Objectives: The main objective of this project is to elucidate the epigenetic mechanisms that control transcription in type 2 innate lymphoid cells (ILC2) from healthy donors and allergic and asthmatic subjects. To achieve this, we want to identify differentially methylated regions (DMRs) specific to human ILC2 cells to understand their role for the functionality of these cells. Further, we want to investigate which types of external inflammatory stimuli can activate the DMR-associated gene expression and determine pathway-specific trigger to understand the functions of DMRs linked to ILC2 biology.

Methods: We performed a genome-wide DNA methylation analysis of human ILC subsets and identified DMRs specific to each subset. Next, human ILC2s, sorted from PBMCs as Lin-CD45+CD127+CD161+CRTH2+ cells, were cultured in the presence of several cytokines for up to two weeks to achieve a 100-fold homeostatic expansion. The stability of the DNA methylation pattern in the expanded ILC2s was assessed by pyrosequencing. DMRs from IL26, IL10RA and HPGDS were cloned into luciferase reporter vectors and preliminary luciferase assays in expanded ILC2s demonstrated their transcriptional activity. Further, CRISPR technology in expanded ILC2s was established to study the impact of a loss of DMRs and/or associated genes on the functionality of the ILC2s.

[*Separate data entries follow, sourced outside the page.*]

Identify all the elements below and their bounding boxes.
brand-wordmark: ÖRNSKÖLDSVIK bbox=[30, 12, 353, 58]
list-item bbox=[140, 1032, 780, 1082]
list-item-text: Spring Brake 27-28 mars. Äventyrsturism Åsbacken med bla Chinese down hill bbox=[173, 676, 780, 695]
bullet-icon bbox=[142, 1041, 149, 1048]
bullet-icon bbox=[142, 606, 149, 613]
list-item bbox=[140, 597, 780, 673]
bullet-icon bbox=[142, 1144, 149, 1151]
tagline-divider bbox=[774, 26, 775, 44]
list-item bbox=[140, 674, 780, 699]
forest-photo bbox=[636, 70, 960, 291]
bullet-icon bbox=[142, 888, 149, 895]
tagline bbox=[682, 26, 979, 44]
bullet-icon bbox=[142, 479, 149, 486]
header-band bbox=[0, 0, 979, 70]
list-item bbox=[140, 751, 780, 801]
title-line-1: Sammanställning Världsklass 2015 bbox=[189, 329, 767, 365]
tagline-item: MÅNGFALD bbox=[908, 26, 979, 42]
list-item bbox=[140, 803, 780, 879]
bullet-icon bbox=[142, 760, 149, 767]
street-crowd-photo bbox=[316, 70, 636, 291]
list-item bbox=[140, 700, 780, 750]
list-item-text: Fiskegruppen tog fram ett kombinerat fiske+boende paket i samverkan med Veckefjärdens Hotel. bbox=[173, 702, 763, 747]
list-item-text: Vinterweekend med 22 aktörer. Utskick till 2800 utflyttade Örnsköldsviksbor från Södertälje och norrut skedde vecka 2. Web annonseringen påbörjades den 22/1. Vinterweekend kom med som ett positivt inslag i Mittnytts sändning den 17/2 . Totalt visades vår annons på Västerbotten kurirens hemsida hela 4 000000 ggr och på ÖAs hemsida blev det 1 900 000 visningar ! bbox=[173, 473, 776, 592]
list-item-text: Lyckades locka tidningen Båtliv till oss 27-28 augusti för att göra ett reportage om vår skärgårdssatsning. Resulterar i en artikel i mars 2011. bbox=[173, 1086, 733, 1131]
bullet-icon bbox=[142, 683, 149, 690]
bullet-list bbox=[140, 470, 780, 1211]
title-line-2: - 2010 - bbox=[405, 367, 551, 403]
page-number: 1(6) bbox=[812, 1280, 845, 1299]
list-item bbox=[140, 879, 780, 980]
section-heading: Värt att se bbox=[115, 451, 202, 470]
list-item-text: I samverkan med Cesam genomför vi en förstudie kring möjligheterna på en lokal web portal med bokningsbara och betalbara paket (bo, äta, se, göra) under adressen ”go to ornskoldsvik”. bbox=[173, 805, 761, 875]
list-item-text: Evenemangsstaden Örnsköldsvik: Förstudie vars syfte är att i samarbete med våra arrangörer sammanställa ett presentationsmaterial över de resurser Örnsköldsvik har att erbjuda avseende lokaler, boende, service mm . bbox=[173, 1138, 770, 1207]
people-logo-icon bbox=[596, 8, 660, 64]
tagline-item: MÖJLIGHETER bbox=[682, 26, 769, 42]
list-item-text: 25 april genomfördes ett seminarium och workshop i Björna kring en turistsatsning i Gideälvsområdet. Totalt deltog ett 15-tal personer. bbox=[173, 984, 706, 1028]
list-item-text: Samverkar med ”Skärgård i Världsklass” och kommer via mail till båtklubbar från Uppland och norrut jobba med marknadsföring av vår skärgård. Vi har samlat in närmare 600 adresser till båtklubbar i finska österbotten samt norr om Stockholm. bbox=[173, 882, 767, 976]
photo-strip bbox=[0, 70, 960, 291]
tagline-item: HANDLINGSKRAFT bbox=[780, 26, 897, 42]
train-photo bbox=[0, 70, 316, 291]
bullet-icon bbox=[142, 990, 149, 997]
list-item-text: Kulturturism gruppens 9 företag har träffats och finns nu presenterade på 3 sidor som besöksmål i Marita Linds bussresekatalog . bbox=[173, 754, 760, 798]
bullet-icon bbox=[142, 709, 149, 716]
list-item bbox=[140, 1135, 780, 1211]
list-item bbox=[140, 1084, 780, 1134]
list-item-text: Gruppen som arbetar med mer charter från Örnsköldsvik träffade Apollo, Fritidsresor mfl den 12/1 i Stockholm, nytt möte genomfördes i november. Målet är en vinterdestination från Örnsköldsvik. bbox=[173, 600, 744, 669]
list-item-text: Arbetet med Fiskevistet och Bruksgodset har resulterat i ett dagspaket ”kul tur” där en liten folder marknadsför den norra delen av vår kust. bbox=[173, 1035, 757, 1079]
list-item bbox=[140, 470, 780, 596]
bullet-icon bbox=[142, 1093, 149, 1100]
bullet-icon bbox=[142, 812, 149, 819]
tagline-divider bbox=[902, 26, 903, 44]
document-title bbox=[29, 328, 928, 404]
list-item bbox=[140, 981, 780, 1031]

Results: We have identified DMRs in genes like GATA3, MAF, CCR2, IL26 or IL10RA among others that are specifically demethylated in ILC2. During the in vitro culture, no marked deviation in the expression of ILC2 surface markers nor changes in the DNA methylation pattern of the identified DMRs were observed, suggesting that expanded ILC2s were able to sustain their phenotype and epigenetic profiles.

Conclusions: In summary, our study will provide novel approaches to identify the critical genetic elements controlling the differentiation and function of ILC2s, which will further improve our knowledge about the biology of these innate immune cells.